Today, I almost feel sorry for the McCanns, my reason, they lied so well there are still those today who believe their story. No, not in the 'alleged abduction' story, these folk seem to be far and few on the ground, but the lie of neglect. I do not believe for one moment the McCanns or the Tapas 7, neglected their children. The tabloids this Sunday, full of angry parents telling the 'good doctors' whatever happened to Madeleine it is your fault for leaving her alone. Kate McCann, by now must be wanting to scream 'we did not leave them alone, there was an accident, a dreadful, dreadful accident'' but she cannot, she must continue the lie, for without this lie she must tell what really happened to Madeleine and this she also cannot do, she cannot tell because she lied.
Blogger Greene, is a compassionate man and has written several articles about the McCanns. I thought as the begging bowl , once more on display and the McCanns have chosen to show their woe is me faces I would place it here.
Good to see that the Find Maddie Campaign is ticking over nicely. New suspects pop up with some regularity -most recently a British paedophile being treated for cancer in Germany, a Portuguese market trader of ”gipsy appearance” and another British man in jail in the UK-, adverts calling on the public to keep looking (“she might be next to you”) continue to appear regularly in the British tabloid press and presumably financial contributions to the capaign fund keep flowing in. I say this (about the money) because little has recently been heard of the McCanns’ plan -first mooted in april 2008- to write a book about their ordeal. At the time, a deal possibly worth two million pounds was mentioned, at a time when the existing Find Maddie campaign coffers were running disturbingly low.
Still, with their unerring talent for raising doubts in the minds of even the most sympathetic members of the public, Gerry and Kate McCann have decided to embellish the newspaper advertisement not just with the familiar picture of Maddie aged 3 but also with a computer generated image of what she might look like at the age of six. And what a lovely girl it is! Beautiful eyes, with the tell-tale mark of course, shiny hair combed back behind her ears: a picture of health and happiness. A girl that is obviously being well looked after. Every bit the Maddie we might have known today….if she hadn’t disappeared over two years ago and suffered an as yet unknown fate.I remain unwavering in my personal conviction that little Maddie is no longer alive. How she died and at whose hands I cannot say; no theory, however outlandish, can be entirely discounted. Identifying a guilty party is well-nigh impossible in the absence of a body or a shred of forensic evidence. Any remains found could always be identified via DNA, but evidence pointing at a killer (or killers) will inevitably degenerate with the passing of time. How much time I don’t know, you’d need a trained medic to tell you that. But let’s not dwell on this, the McCanns believe Maddie is alive and that’s all we have to go on. If she is, though, then what? If indeed she was abducted by some hideous paedophile and subjected to unspeakable horror and abuse she’d be a hollow-eyed waif by now, possibly on drugs, underfed and in ill health. A far cry from the girl with the cheeky grin that the McCanns would have us believe could be Maddie as a six-year old.

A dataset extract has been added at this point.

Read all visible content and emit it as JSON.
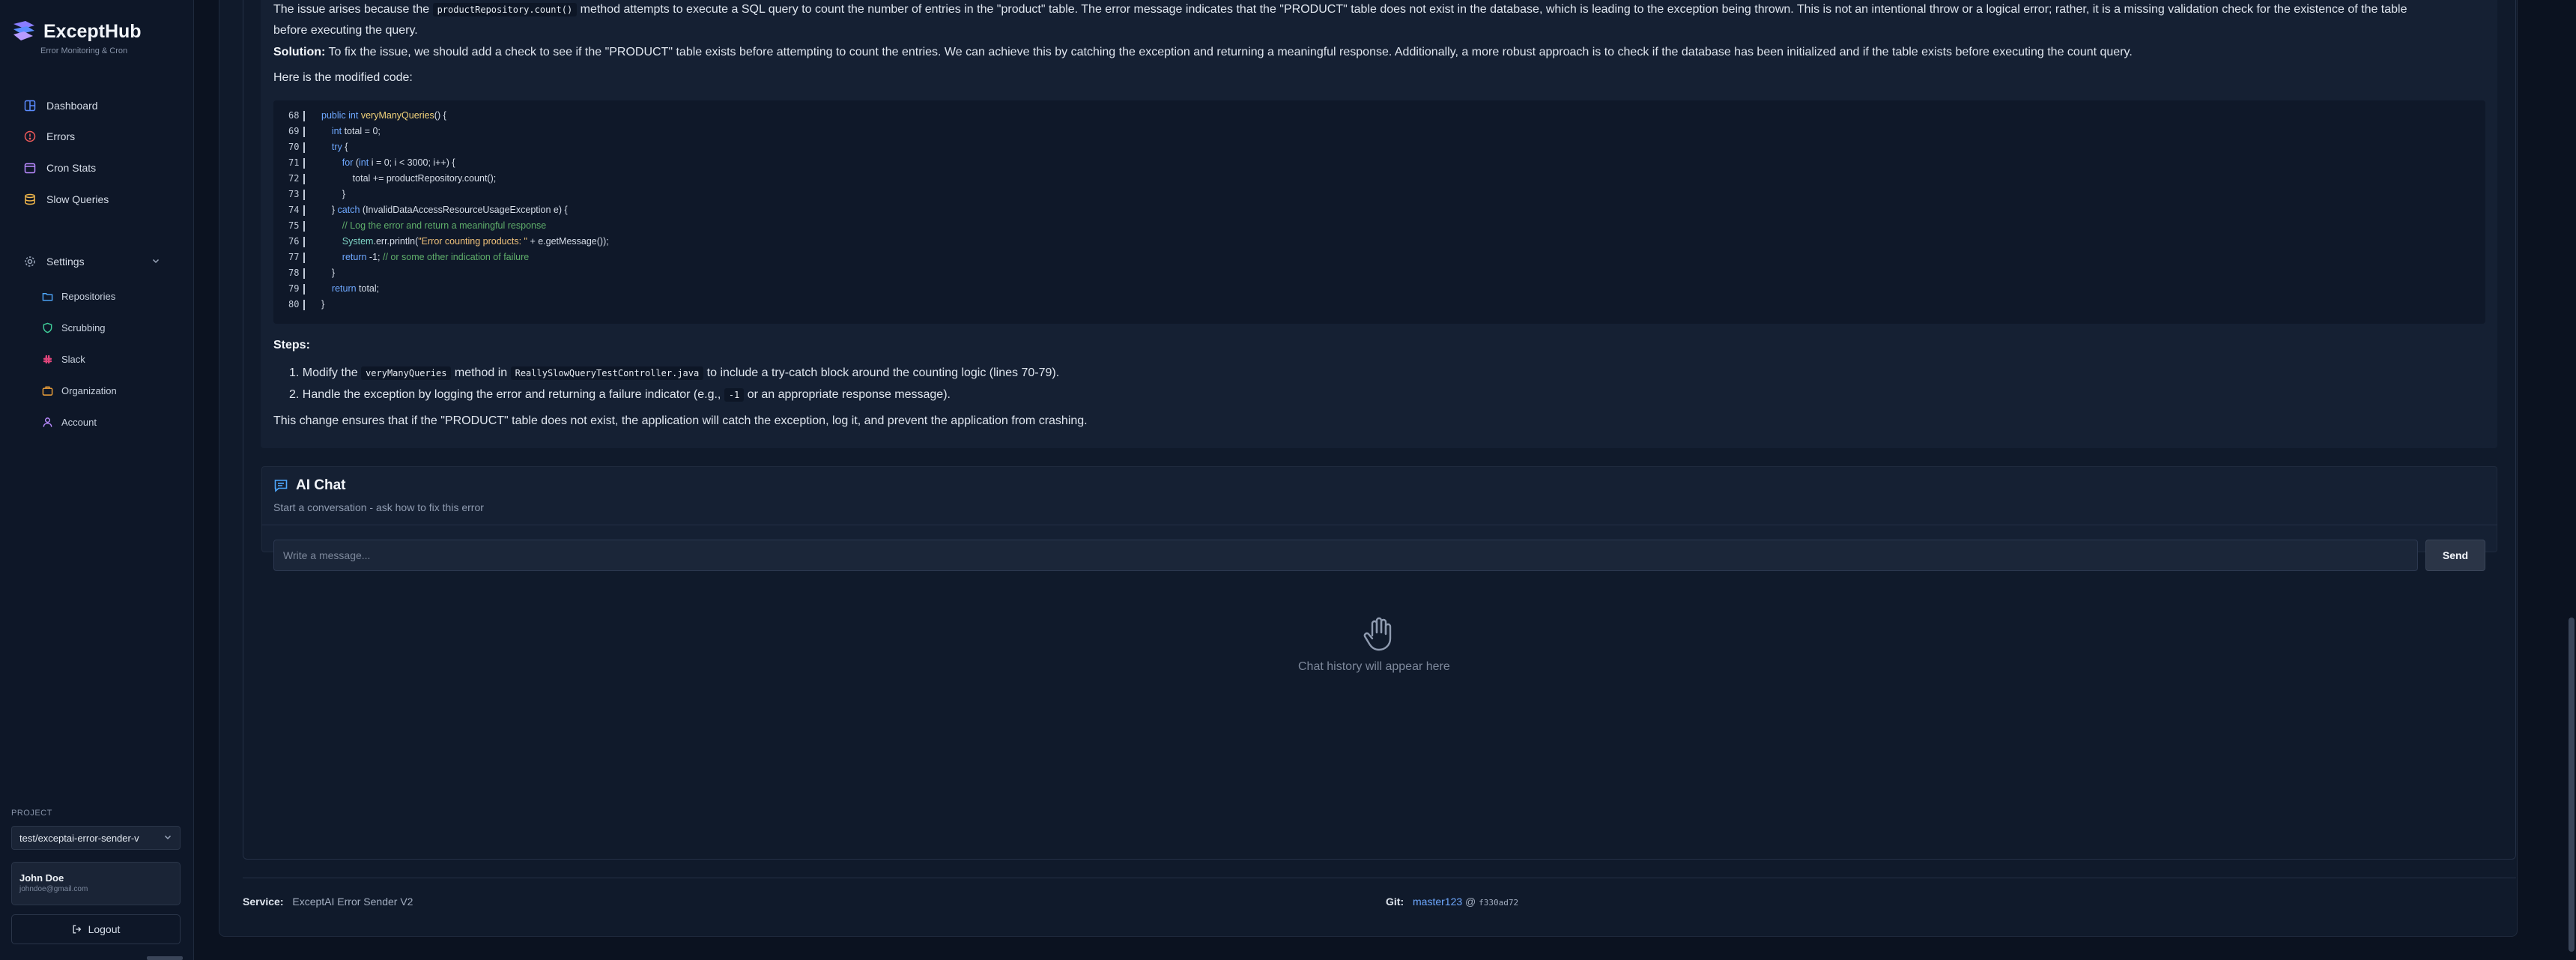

So, assuming that Gerry and Kate aren’t stupid, what’s the point of the photographic update? I see two possibilities. Either the McCanns have an inkling that Maddie is indeed dead but, for their own reasons, want to keep the campaign going (you can get used to receiving big cheques in the post) or they believe that she may have been stolen to order, possibly for resale to a well-to-do childless couple. Only in a case like that is there any likelihood that she would look as hale and hearty as she obviously does in the newly concocted picture. It’s a long shot, admittedly, but stranger things have happened.
But finding Maddie alive and well, happily living with a new family is probably the worst case scenario for the McCanns. A girl of six, who has just spent two happy years with a new identity, new family, new friends will be entirely different from the toddler left on her own in a holiday apartment in the Algarve in May 2007. At such an early age, the process of learning new things, adapting to new situations and forgetting what was takes place at breakneck speed. By now she may have no recollection of ever being called Maddie. I know what I’m talking about: when I was nine I went into hospital, I came out again nearly two years later. Older than Maddie is now, with the contact with my family intact, I still had enormous problems readjusting to life at home, fitting in and getting on with my next of kin.
Not to put too fine a point on it: for a long time I felt closer to the man who, for the past eight months, had been lying in the bed next to mine than I did to my own mother. Imagine a young, impressionable child, entirely at ease in her new life, reacting to a family she hasn’t seen for over two years! Or much longer, depending on when she would be found. Gerry and Kate would be strangers to her; and disruptive, unwanted strangers at that. Claiming Maddie back in such circumstances would be a recipe for disaster.